FDA Rejects Nuplazid Application for Treatment of Alzheimer’s Disease Psychosis

The agency said more clinical trials would be required showing clearer results before it could approve Nuplazid to treat Alzheimer's disease psychosis.

Following thousands of reported side effects from Nuplazid, a blockbuster antipsychotic drug that was fast tracked through the FDA approval process a few years ago, federal health regulators have rejected an application by Acadia Pharmaceuticals to expand use of the drug to treat symptoms of Alzheimer’s disease psychosis.

Nuplazid (pimavanserin) was introduced in April 2016, as a medication to help reduce the frequency and severity of hallucinations experienced by Parkinson’s disease patients.

The drug approved by the U.S. Food and Drug Administration (FDA) through a fast track “Breakthrough Therapy” process, but post-marketing follow up has identified thousands of Nuplazid problems, including at least 700 deaths that may be linked to use of the drug.

While the adverse event reports are not proof Nuplazid caused those deaths and injuries, at least 500 of the fatalities reported to the FDA listed Nuplazid as the only suspect medication taken by the patient at the time.

As a result, a growing number of Nuplazid lawsuits have been filed by individuals who have suffered serious injuries, deaths, or ongoing hallucinations, which claim the drug maker failed to adequately warn about the risks associated with their medication.

Last week, the FDA issued a Complete Response Letter (CRL) to Acadia Pharmaceutical’s supplemental New Drug Application (sNDA), rejecting the manufacturer’s application to approve the drug to treat hallucinations and delusions associated with Alzheimer’s disease psychosis.

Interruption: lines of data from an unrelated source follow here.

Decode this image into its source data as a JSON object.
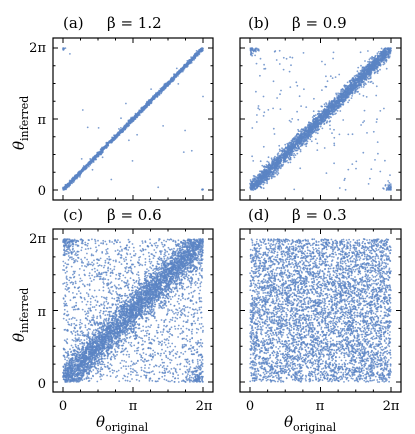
{
  "figure": {
    "ylabel": "θ",
    "ylabel_sub": "inferred",
    "xlabel": "θ",
    "xlabel_sub": "original"
  },
  "chart_data": [
    {
      "type": "scatter",
      "panel_letter": "(a)",
      "title": "β = 1.2",
      "xticks": [
        "0",
        "π",
        "2π"
      ],
      "yticks": [
        "0",
        "π",
        "2π"
      ],
      "xlim": [
        0,
        6.2832
      ],
      "ylim": [
        0,
        6.2832
      ],
      "point_color": "#5b84c4",
      "points_shown": 2000,
      "diagonal_spread": 0.05,
      "uniform_fraction": 0.01
    },
    {
      "type": "scatter",
      "panel_letter": "(b)",
      "title": "β = 0.9",
      "xticks": [
        "0",
        "π",
        "2π"
      ],
      "yticks": [
        "0",
        "π",
        "2π"
      ],
      "xlim": [
        0,
        6.2832
      ],
      "ylim": [
        0,
        6.2832
      ],
      "point_color": "#5b84c4",
      "points_shown": 3500,
      "diagonal_spread": 0.18,
      "uniform_fraction": 0.04
    },
    {
      "type": "scatter",
      "panel_letter": "(c)",
      "title": "β = 0.6",
      "xticks": [
        "0",
        "π",
        "2π"
      ],
      "yticks": [
        "0",
        "π",
        "2π"
      ],
      "xlim": [
        0,
        6.2832
      ],
      "ylim": [
        0,
        6.2832
      ],
      "point_color": "#5b84c4",
      "points_shown": 6000,
      "diagonal_spread": 0.45,
      "uniform_fraction": 0.3
    },
    {
      "type": "scatter",
      "panel_letter": "(d)",
      "title": "β = 0.3",
      "xticks": [
        "0",
        "π",
        "2π"
      ],
      "yticks": [
        "0",
        "π",
        "2π"
      ],
      "xlim": [
        0,
        6.2832
      ],
      "ylim": [
        0,
        6.2832
      ],
      "point_color": "#5b84c4",
      "points_shown": 5500,
      "diagonal_spread": 3.0,
      "uniform_fraction": 1.0
    }
  ]
}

According to the FDA’s rejection letter, the agency indicates the positive results in Acadia’s Study 045 were largely driven by a subgroup which included patients being treated for Parkinson’s disease psychosis, which is a condition that has already been approved for use. The FDA further stated that while the drug’s efficacy to treat patients was noted in Acadia’s Study 019, the study lacks interpretability and contains limitations, which create the potential for unknown adverse events in patients.

The rejection mirrors a similar decision by the FDA not to approve Nuplazid for use in treating dementia-related psychosis in April 2021.

The FDA instructed Acadia’s Nuplazid medication in its present form could not be approved for the treatment of Alzheimer’s disease psychosis, and recommended the company to run additional clinical trials.

The rejection came as a surprise to Acadia Pharmaceuticals, who reportedly stated the results of the FDA’s CRL were disappointing, and expressed their gratitude to all of the patients, families and investigator who helped design and run the clinical trials.

Reports of Nuplazid Side Effects

The Institute for Safe Medication Practices (ISMP) issued a warning about Nuplazid safety signals in its November 2017 QuarterWatch report, indicating that the FDA had received 2,236 adverse event reports over the course of its first year on the market, including 244 deaths and signs that the drug may actually worsen hallucinations in some cases.

ISMP later released its QuarterWatch Report in 2019, finding hundreds of reports involving problems with Nuplazid, which suggested federal regulators may have made a mistake when they determined that the antipsychotic drug Nuplazid was safe.